ABSTRACT

Whilst the politics of reproduction have been at the heart of feminist struggles for over a century and a half, their analysis has not yet come to occupy a central place in the interdisciplinary study of citizenship. This special issue on Citizenship and Reproduction/ Reproducing Citizens takes up the challenge posed by Bryan Turner in the pages of this journal, when he noted ‘the absence of any systematic thinking about familial relations, reproduction and citizenship’ (Turner 2008, p. 45). However, we take issue with this claim, and argue that there is now a substantial body of scholarship that explores this nexus of practices and political contestations. Nonetheless, Turner is rare amongst ‘mainstream’ citizenship scholars working outside feminist or queer frameworks in paying explicit attention to reproduction.
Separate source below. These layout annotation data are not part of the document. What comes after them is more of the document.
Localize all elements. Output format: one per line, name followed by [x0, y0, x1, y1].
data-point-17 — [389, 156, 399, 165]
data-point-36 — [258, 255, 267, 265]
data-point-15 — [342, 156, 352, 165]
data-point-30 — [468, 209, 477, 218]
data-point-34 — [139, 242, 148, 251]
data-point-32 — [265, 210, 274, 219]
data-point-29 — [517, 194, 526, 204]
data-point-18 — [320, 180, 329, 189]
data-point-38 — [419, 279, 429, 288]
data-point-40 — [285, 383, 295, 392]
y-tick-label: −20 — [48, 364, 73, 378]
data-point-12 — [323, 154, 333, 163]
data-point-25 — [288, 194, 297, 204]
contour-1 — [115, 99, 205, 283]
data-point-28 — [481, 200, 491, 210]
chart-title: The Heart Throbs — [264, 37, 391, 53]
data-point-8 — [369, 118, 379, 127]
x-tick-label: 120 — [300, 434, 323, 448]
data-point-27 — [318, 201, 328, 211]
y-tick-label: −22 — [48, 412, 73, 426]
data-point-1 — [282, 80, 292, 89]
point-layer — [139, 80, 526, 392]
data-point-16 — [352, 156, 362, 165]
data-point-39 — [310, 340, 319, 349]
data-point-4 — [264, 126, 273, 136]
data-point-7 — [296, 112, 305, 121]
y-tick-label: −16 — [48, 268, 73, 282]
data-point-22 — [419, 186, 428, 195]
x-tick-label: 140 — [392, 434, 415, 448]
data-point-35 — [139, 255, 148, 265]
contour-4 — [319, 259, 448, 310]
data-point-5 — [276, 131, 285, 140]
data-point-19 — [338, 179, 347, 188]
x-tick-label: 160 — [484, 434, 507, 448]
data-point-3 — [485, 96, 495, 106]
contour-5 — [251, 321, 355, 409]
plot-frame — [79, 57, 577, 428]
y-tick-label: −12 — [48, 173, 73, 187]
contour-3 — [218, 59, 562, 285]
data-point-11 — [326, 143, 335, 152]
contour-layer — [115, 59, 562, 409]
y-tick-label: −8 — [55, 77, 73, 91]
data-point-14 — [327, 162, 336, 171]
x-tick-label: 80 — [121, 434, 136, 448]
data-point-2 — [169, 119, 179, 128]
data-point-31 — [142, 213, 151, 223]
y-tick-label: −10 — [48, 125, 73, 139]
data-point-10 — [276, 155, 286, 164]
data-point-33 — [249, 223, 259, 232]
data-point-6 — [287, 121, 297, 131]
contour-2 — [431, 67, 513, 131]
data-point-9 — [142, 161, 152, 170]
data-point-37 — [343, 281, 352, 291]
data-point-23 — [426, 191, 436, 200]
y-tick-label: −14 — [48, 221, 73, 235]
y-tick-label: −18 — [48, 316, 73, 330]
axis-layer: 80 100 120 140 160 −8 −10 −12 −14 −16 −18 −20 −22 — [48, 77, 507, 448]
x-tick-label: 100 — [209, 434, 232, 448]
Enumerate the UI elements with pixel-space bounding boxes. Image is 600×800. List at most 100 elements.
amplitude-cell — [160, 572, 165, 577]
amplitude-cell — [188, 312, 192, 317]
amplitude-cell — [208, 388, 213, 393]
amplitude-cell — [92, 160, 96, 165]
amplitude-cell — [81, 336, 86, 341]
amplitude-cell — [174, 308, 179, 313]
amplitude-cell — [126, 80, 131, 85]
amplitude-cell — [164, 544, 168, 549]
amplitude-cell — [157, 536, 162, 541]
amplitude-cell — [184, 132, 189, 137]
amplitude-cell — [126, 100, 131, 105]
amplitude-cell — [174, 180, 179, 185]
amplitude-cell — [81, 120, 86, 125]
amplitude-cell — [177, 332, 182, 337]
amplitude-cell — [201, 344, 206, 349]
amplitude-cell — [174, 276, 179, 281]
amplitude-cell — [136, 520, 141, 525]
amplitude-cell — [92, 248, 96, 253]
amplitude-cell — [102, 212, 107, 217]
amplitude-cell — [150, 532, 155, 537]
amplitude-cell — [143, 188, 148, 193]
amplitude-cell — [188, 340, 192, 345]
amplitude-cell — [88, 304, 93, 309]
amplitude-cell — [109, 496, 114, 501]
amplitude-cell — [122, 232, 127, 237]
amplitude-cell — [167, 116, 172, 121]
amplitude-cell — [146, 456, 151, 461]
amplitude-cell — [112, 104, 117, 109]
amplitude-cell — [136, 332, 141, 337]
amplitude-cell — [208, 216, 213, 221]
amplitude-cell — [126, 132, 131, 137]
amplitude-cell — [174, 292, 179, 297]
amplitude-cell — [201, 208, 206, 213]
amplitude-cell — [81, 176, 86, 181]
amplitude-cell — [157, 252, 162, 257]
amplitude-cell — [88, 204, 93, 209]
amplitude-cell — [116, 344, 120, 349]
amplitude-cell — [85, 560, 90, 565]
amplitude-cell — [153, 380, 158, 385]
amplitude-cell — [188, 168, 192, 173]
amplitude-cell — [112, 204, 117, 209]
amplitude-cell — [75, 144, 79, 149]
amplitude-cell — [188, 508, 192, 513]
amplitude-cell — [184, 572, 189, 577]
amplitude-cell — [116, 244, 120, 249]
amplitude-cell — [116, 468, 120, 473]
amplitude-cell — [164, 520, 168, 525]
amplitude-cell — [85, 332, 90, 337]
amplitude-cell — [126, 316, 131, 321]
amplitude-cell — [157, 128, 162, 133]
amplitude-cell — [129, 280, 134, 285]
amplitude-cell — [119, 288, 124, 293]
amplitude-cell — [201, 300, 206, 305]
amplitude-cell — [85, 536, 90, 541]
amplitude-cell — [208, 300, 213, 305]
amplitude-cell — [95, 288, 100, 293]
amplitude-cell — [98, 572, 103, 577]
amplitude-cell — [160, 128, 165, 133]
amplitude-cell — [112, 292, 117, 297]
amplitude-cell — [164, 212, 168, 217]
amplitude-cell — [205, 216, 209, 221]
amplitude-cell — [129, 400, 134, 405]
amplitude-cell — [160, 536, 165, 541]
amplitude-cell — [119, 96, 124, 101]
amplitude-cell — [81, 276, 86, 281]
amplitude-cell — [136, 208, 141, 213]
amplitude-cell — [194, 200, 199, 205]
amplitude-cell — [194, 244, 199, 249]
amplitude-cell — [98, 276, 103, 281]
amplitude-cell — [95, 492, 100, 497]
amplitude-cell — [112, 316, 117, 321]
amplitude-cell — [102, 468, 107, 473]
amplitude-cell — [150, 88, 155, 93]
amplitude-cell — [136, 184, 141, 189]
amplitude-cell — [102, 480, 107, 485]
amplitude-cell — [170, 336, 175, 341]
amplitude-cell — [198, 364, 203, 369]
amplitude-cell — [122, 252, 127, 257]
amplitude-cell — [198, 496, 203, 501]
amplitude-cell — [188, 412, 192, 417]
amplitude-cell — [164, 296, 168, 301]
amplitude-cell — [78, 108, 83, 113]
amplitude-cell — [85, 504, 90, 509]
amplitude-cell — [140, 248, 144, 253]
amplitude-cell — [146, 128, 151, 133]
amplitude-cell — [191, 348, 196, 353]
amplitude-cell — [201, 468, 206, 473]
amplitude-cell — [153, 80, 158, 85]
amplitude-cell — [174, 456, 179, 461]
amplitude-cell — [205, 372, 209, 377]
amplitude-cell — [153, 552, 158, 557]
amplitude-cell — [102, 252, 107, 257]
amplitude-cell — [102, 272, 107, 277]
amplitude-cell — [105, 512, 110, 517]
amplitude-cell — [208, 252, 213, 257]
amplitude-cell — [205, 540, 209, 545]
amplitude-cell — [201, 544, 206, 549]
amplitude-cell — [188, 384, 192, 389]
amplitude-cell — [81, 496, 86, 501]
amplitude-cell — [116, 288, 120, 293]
Despite the powerful challenges posed by theorists such as Carole Pateman (1988, 1989, 1992), Ruth Lister (1997) and Nira Yuval-Davis (1997) to traditional civic republican and liberal understandings of citizenship that rest on an uninterrogated public/private dichotomy, the complex entanglements and gendered valencies of ‘public’ and ‘private’, ‘political’ and ‘personal’, ‘rational’ and ‘emotional’, and ‘mind’ and ‘body’ in constructions and practices of citizenship have been almost exclusively the critical terrain of feminist and queer scholars. And so, the biological, sexual and technological realities of natality, and the social realities of the intimate intergenerational material and affective labour that is generative of citizens, and that serve to reproduce membership of, and belonging to, states, nations, societies and, thus of ‘citizenship’ itself, have largely remained marginal to ‘citizenship studies’.